Project Introduction The Naga Database

manuscript Christoph von Furer-Haimendorf notebook three

caption: adoption and inheritance
medium: notes
person: Chinyang
ethnicgroup: Konyak
location: Wakching
date: 15.8.1936
person: Furer-Haimendorf
date: 8.1936-6.1937
person: School of Oriental and African Studies Library, London
text: (75) Wakching 15/8/1936
text: Informant: Chinyang.
text: If a child's parents die, the child is brought up by one of the father's brothers. Adoption happens if a rich man is childless; then the adopted son becomes his heir. If later on the adoptive father gets children of his own, the adopted child (son) gets a few fields to cultivate. He can keep them all his life but they don't become his property and he cannot sell them.

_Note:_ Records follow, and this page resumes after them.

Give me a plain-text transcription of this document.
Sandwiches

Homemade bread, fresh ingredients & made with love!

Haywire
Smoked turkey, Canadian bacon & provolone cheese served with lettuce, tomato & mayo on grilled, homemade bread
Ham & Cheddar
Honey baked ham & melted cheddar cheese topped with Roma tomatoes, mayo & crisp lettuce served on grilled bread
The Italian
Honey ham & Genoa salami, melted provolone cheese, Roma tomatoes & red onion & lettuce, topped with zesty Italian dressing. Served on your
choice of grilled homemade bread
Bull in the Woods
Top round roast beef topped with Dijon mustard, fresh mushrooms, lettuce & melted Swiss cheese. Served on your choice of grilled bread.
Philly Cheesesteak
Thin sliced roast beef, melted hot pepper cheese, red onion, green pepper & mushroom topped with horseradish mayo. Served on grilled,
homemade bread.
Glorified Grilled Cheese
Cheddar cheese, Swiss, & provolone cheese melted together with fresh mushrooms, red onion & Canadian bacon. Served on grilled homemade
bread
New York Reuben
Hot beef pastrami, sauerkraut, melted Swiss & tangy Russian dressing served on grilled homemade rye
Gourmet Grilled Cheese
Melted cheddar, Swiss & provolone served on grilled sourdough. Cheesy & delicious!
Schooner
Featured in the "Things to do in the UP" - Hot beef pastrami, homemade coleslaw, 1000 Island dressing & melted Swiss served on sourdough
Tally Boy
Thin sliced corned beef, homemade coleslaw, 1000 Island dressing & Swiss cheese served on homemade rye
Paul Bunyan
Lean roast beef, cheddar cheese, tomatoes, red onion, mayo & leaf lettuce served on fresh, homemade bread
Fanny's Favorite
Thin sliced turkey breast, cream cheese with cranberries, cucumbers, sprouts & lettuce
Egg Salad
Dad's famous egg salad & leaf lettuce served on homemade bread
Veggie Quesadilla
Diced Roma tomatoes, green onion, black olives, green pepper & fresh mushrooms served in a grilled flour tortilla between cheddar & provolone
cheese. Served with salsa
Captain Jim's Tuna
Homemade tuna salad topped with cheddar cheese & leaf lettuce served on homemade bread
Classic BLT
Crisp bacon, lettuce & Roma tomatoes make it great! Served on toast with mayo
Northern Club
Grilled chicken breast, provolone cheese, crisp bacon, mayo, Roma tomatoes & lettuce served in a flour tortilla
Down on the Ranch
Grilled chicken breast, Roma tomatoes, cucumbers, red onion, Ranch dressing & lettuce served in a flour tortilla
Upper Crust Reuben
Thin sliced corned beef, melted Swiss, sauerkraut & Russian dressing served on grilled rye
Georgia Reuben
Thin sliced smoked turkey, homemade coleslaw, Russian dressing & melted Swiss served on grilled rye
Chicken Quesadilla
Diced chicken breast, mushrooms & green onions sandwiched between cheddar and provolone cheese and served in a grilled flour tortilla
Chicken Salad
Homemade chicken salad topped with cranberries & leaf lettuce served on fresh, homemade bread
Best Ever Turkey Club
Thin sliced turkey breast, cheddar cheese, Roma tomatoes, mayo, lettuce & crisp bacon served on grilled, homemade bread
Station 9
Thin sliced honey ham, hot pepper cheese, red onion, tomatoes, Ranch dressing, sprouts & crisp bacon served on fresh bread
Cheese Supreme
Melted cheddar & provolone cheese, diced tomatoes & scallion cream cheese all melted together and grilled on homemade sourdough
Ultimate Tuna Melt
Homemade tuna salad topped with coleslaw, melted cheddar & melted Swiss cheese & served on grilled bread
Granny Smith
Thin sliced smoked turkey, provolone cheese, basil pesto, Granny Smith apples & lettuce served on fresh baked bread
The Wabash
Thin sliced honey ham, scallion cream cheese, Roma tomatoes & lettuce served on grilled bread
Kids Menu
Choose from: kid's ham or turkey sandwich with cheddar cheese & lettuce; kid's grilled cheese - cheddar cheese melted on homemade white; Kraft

text: The adopted child must always be of the same clan, but if he is not of the same sib he (76) won't get or inherit any property. Only if the adoptive father has no other relatives of his own the adopted son inherits.
text: If a man dies and leaves three sons, the eldest son inherits the house and the moveable property and all the fields, but he gives to the younger sons some fields which they cultivate, but they can't sell them and can't dispose of them in any way. The eldest brother pays their marriage prices, but they live only as long in his house as they are unmarried.
text: When the eldest son dies (77) all his property goes to his eldest son.
text: As long as the younger brothers remain in their elder brother's house, they can earn property of their own and take it with them when they leave their brother's house. The latter also provides them with cooking utensils.
text: A father can give one of his fields to a younger son even as a donation inter vivos. The younger son may have the usufruct of a field but it never can become his property. "Ghawang gave the eldest son to the parents to be the heir, so he must inherit everything". The other sons (78) are also from Ghawang, of course. When the eldest son marries he remains in his father's house. When the younger marry they build houses of their own. They can't leave the fields of which they have the usufruct to their sons, for the fields are the property of their eldest brother's sons.
text: If an eldest son dies before his father but leaves a son, all the property [of] the father will go at his death to the son of his eldest son, even if he is a small child, and nothing to his younger sons.
text: (79) If a man dies leaving no sons and has an elder and a younger brother, the whole property will go to the elder brother or his sons.
text: If a man dies leaving no son but a widow and three daughters, these women will stay in his house and have the usufruct of his fields till the last daughter marries. The mother goes to live with her and the house and all the property is taken over by a clansman of the deceased.
text: A man cannot leave anything to a man who is not of his own clan. (80) He can't leave anything to his morung. The morung does not own any fields, but hires every year some fields.
text: But the Wakching morungs have a strange right over land very far away, as near Tanhai, Pungkung, Oting and Shiong, and Lapha. From these villages who cultivate the land of the Wakching morungs, they get a sort of rent or tribute. They get most from Shiong because these fields are so near that they would be of use to Wakching itself.